The speech was a listing of what Hilbert saw as the main open problems of maths at the time, and how they might be approached.
Interestingly, in this speech to professional mathematical researchers, Hilbert cites two of the main ideas on how to approach problems that we teach to sixth-form maths students today.
One: do a diagram. Or many different diagrams, visualising the problem in different ways
“Arithmetical symbols are written figures and geometrical figures are drawn formulas; and no mathematician could do without these drawn formulas, any more than in calculation he could dispense with the insertion and removal of brackets…”
Two: start by trying to solve a simplified version or special case of the problem, and then build up to the full problem
“Perhaps in most cases when we unsuccessfully seek an answer to a question, the cause of the failure lies in the fact that problems simpler and easier than the one in hand have either been incompletely solved, or not solved at all. Everything depends, then, on finding those easier problems and solving by means of methods as perfect as possible and devices capable of generalisation”.
Between the mid-19th century and the 1930s, mathematics changed in a big way. It became the study of patterns, structures, and systems, rather than of formulas and calculations.
Maybe the central figure in the shift, and the central figure in early 20th century maths, was the German mathematician David Hilbert.
In 1900, at an International Congress of Mathematicians, Hilbert made a speech in which he outlined 23 problems to map out the main directions in mathematical research for the new century.
Some of those problems were solved quickly. One proved to have been stated too unclearly by Hilbert to be solved. Some remain unsolved. Many have been solved only relatively recently, and often the solution has turned out to be very different from what anyone in Hilbert’s day expected. A whole heap of new problems, for example those associated with the Langlands program, have gained attention. The rise of electronic computers has made combinatorics, discrete mathematics, and algorithmics much more central than they were back in 1900.
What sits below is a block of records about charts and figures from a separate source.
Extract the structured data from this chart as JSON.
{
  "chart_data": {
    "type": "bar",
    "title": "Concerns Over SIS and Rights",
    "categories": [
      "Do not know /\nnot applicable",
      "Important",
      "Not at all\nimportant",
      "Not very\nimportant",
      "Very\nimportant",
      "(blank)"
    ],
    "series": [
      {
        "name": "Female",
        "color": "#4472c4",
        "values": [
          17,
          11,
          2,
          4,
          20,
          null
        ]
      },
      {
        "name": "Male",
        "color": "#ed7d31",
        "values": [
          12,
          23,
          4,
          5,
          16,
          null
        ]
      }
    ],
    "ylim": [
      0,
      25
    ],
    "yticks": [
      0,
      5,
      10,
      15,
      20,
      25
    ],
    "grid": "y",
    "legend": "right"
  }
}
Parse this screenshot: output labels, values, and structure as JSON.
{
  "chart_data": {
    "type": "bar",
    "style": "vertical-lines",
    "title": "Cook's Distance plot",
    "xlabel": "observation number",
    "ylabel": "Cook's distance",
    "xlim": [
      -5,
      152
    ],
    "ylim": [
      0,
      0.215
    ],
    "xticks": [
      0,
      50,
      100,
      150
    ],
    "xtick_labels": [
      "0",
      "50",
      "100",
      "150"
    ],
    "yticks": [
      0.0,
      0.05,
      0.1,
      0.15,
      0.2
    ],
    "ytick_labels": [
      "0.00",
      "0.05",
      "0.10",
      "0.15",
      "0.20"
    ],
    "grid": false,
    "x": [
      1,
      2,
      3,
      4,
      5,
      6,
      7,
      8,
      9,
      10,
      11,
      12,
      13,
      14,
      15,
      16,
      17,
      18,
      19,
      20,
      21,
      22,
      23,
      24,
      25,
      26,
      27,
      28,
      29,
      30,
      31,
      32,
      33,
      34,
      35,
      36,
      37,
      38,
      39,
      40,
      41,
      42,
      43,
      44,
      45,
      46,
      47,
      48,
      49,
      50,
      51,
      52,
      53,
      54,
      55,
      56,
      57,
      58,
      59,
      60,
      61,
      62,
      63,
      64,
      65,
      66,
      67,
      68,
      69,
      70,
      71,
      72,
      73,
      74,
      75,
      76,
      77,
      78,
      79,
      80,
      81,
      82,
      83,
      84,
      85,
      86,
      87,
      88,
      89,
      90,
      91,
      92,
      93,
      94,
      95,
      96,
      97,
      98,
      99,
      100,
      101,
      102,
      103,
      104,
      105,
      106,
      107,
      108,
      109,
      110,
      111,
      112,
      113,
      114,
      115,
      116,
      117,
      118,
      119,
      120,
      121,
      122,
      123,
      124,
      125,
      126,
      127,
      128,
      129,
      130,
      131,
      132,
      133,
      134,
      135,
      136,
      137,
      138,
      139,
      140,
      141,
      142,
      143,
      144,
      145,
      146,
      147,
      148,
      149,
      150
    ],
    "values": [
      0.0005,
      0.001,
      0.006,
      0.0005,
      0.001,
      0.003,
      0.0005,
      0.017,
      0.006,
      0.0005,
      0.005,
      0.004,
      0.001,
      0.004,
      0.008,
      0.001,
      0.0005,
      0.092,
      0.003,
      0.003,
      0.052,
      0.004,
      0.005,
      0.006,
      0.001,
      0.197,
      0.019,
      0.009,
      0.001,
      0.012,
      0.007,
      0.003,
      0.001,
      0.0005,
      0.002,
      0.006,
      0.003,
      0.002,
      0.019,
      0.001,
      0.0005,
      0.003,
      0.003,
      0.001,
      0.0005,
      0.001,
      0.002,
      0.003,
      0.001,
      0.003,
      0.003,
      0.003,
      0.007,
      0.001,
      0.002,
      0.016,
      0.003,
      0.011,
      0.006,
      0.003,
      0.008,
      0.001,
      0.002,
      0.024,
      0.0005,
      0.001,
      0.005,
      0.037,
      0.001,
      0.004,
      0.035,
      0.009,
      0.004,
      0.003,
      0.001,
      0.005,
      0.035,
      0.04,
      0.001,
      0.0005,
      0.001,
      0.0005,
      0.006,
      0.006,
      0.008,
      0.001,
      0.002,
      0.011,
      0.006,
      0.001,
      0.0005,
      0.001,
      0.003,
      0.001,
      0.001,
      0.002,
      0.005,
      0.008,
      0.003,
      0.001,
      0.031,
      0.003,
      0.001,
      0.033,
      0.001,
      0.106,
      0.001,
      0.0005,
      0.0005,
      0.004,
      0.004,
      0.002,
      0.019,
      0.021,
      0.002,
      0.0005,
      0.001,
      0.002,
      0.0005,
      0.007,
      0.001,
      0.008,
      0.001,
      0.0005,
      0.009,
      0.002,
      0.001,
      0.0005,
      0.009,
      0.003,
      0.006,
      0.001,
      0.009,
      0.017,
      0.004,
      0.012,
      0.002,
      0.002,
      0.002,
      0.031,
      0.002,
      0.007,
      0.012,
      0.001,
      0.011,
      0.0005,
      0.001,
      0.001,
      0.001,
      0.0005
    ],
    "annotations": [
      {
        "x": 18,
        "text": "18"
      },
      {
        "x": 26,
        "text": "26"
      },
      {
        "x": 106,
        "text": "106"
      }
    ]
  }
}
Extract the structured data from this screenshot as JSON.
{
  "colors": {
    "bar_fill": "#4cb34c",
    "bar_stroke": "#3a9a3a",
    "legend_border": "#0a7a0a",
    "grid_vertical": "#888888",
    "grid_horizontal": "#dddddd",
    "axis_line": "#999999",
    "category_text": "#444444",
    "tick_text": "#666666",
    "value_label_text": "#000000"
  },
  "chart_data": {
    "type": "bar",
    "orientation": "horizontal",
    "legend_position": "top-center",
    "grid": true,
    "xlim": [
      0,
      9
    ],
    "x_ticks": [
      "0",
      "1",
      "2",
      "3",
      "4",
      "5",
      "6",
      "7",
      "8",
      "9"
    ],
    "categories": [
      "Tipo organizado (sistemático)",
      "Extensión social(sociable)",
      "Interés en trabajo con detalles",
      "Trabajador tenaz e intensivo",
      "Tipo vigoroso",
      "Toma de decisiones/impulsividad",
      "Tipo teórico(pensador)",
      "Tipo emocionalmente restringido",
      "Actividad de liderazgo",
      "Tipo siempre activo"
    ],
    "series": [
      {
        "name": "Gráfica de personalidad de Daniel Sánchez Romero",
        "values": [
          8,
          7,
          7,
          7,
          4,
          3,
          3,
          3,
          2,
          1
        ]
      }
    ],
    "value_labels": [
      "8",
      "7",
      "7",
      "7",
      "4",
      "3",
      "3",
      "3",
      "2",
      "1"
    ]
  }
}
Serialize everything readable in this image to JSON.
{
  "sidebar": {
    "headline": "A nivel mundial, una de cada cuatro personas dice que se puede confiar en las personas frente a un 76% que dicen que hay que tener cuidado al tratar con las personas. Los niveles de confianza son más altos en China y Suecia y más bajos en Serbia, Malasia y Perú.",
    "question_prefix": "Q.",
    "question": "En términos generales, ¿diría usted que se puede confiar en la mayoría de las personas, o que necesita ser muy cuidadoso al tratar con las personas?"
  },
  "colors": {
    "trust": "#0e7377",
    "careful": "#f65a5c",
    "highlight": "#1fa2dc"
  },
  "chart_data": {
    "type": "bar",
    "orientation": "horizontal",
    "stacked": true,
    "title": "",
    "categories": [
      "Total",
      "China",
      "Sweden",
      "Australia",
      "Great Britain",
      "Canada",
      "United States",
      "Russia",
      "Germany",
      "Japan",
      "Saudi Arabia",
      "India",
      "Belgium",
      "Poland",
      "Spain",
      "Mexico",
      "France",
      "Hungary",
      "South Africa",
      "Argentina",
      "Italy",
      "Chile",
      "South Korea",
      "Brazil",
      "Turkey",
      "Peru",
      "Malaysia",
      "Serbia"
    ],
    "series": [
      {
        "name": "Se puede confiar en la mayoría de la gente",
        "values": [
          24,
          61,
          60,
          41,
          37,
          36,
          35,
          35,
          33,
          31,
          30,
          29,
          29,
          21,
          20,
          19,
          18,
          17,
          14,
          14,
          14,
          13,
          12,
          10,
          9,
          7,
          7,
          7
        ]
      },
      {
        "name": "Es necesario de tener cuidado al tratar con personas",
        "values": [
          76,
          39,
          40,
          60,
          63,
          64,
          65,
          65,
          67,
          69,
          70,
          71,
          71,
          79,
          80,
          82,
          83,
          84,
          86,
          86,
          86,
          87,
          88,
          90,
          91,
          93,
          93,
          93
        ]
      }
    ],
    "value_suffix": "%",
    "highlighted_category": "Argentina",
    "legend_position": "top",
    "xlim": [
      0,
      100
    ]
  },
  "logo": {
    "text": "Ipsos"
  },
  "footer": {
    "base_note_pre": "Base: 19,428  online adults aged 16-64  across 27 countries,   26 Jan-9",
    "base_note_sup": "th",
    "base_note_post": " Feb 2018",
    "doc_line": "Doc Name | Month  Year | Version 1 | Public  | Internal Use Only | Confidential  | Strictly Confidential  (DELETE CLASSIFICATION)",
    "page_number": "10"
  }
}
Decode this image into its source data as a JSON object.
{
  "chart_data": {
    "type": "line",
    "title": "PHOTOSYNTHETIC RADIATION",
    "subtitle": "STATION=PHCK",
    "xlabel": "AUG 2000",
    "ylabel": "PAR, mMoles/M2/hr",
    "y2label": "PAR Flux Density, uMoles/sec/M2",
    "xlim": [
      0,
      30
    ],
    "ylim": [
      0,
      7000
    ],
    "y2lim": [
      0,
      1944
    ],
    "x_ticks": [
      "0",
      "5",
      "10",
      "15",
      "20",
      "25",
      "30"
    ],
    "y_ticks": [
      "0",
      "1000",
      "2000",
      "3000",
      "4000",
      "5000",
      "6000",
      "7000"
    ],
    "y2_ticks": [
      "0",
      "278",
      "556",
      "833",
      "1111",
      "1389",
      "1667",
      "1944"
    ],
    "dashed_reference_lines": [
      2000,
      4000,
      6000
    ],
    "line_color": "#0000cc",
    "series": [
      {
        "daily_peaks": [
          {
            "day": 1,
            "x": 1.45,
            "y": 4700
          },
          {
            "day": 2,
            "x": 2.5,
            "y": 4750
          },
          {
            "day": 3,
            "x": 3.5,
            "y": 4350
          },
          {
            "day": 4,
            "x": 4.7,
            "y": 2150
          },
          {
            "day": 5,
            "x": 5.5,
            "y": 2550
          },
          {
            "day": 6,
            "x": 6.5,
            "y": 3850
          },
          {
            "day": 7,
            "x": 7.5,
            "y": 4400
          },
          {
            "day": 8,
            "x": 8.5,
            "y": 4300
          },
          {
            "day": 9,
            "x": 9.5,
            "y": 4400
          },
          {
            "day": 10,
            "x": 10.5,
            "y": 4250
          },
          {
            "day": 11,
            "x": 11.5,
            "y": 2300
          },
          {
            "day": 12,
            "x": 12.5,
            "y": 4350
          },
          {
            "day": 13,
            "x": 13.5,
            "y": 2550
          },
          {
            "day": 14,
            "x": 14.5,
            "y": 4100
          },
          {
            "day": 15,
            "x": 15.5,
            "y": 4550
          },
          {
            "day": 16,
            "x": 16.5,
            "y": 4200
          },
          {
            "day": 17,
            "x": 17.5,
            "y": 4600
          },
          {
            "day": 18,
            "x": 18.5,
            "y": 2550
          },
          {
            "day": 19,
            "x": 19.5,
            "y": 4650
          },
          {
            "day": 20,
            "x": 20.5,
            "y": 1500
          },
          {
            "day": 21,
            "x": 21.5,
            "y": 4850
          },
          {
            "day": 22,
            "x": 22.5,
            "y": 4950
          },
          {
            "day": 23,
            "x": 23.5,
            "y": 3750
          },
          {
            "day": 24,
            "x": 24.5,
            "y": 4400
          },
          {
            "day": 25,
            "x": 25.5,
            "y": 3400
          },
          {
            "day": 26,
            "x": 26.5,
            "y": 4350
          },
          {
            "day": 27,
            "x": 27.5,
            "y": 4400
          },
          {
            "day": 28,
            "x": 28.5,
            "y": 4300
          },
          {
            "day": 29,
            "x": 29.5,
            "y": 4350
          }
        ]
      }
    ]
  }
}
Jeremy Gray’s book telling the story of the problems and the attempts to solve them gives very valuable elements of a map of 20th century mathematics.
The book is described as suitable for “the general reader with an interest in mathematics”. That is, I think, a “general reader” with a maths degree. Nevertheless, the book is written clearly enough that a keen A level student can read it and, while finding some bits too difficult to follow in detail, follow the general drift of the book and learn a lot from it.